All of his complexion…
Andrew Klavan has a thoughtful essay out called A Nation of Iagos. In it, he comments on William Shakespeare’s depiction of Jews in a way I think is general insightful, but includes what I think is one serious mistake about the scene from The Merchant of Venice in which the (black) Prince of Morocco woos Portia.
He chooses poorly, fails Shylock’s test, and as he leaves Portia mutters “May all of his complexion choose me so.”, which Klavan reads as a racist dismissal. I winced.
I tried to leave a comment on the essay only to find when clicking “Post” that it required a login on the accursed Facebook, with which I will have no truck.
Here it is:
Others mentioned it before I got here, but I want to reinforce the point that Klavan’s reading of Portia’s muttered remark is unsubtle – and, I think, wrong.
I read that and I think “Bill, you magnificent bastard!” The Bard of Avon has constructed that whole scene to make it clear that the Prince’s plea not to be judged by his race is not falling on an unwilling ear. Portia is a good person. When she finds him wanting, we are ready to hear Portia reject him not for the color of his skin but for the content of his swaggering, overbearing character. It’s both the logical and dramatically correct conclusion of the scene.
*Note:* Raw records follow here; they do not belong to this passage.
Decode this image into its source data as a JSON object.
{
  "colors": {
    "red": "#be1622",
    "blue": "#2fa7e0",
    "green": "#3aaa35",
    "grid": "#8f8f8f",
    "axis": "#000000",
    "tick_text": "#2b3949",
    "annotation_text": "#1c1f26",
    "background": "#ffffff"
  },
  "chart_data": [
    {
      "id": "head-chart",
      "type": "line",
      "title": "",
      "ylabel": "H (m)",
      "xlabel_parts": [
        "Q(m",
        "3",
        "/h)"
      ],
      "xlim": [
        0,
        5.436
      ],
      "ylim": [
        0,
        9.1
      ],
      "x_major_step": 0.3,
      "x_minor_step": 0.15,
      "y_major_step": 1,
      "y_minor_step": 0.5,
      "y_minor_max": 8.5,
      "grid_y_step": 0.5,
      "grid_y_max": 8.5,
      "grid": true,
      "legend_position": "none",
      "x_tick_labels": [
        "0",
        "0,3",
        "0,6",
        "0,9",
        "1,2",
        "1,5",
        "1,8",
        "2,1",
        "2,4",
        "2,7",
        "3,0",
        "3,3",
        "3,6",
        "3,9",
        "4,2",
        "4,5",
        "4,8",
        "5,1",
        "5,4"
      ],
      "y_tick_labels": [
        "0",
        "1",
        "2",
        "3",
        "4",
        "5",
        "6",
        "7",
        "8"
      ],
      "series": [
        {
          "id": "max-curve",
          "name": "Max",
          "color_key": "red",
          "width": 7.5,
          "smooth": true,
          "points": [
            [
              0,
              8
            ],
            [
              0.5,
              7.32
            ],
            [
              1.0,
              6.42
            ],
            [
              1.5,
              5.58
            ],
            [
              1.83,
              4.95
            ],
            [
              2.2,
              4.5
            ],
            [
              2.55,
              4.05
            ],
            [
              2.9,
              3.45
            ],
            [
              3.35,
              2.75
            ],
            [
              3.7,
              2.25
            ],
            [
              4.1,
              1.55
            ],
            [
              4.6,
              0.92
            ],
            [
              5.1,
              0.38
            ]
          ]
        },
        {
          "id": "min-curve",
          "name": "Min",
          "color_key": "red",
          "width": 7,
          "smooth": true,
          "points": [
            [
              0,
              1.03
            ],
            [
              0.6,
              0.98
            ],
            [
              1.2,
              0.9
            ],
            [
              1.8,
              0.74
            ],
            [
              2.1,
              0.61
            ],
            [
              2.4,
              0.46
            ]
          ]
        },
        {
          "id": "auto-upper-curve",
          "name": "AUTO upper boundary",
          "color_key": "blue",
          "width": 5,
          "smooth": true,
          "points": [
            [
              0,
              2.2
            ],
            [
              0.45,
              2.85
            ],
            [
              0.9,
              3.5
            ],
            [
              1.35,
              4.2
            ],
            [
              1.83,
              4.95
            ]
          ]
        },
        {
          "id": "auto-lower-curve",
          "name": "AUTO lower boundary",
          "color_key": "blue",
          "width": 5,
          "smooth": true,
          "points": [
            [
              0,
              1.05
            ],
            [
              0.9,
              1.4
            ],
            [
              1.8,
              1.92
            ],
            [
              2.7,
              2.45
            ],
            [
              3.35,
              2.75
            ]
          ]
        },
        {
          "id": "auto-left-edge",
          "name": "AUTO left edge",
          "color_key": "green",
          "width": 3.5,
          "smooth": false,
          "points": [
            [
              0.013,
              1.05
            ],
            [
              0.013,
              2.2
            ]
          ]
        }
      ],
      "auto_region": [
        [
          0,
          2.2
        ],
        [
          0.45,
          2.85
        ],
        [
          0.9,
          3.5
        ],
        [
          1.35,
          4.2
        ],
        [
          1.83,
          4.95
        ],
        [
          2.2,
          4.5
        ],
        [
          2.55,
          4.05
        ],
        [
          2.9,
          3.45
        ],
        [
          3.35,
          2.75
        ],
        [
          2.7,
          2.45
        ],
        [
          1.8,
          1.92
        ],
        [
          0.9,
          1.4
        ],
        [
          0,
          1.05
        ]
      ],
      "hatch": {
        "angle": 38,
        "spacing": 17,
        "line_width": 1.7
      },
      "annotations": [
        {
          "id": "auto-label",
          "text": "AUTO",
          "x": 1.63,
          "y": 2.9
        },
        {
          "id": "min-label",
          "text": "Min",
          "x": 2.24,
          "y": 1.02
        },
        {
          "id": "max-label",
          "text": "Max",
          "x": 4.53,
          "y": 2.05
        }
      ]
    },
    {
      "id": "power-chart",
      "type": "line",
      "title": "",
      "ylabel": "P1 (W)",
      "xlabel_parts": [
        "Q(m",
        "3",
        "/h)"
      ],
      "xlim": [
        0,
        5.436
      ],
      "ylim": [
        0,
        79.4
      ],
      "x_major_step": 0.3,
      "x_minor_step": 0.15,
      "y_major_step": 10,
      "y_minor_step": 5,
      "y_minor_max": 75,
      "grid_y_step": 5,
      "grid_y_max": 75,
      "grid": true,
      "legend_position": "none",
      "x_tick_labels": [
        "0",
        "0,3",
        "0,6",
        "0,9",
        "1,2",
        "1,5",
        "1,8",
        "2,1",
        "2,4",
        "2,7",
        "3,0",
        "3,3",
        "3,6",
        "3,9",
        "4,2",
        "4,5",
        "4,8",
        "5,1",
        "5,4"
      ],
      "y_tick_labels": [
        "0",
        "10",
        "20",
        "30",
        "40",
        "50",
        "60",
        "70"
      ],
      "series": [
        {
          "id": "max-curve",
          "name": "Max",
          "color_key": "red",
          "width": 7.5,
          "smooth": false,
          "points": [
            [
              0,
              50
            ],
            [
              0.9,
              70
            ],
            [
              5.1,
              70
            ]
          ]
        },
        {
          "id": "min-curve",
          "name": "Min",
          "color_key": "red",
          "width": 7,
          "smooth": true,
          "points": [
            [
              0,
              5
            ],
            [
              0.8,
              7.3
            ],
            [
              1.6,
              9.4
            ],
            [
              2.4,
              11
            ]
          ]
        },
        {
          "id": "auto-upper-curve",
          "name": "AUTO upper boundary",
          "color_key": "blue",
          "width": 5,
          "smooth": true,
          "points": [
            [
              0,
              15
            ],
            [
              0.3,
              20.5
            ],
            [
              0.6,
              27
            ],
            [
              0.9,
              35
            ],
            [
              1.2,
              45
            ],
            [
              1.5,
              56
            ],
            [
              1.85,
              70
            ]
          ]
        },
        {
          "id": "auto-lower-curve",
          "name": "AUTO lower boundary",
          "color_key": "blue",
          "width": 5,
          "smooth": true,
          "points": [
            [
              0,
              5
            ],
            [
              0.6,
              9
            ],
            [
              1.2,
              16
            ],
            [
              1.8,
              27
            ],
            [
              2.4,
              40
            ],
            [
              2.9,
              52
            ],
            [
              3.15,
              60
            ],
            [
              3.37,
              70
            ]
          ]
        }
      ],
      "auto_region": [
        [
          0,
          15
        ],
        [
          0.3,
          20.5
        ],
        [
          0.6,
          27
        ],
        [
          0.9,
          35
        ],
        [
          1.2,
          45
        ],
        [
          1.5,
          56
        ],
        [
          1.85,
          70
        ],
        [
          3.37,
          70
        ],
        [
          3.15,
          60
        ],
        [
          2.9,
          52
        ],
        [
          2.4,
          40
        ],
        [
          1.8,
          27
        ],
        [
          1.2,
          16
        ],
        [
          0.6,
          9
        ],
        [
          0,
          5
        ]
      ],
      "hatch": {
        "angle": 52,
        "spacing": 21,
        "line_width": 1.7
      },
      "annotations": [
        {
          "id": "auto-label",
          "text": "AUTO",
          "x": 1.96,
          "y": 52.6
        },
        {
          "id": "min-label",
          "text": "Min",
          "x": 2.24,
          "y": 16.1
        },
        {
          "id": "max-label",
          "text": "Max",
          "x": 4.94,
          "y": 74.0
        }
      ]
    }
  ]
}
Instead she…drops a racist clanger? No. No. Shakespeare is subtler than that. He uses “complexion” in a way that holds the audience in tension between what one night call its physical and psychological meanings [ed: in Elizabethan English “complexion” could mean a person’s character or psychological presentation]. Burton Dow is quite right to point out that both meanings were live in Shakespeare’s English. This ambiguity cannot be an accidental choice, not from a wordsmith with the Bard’s sensitivity to nuances of vocabulary.
Yes, Shakespeare is prodding his audience. He’s challenging their language and their prejudices, not in the angry evangelistic way of a modern SJW but in the way a man of what fifty years later would begin to be called a liberal inclination would hold up a wry mirror to the tragedy and comedy of human life.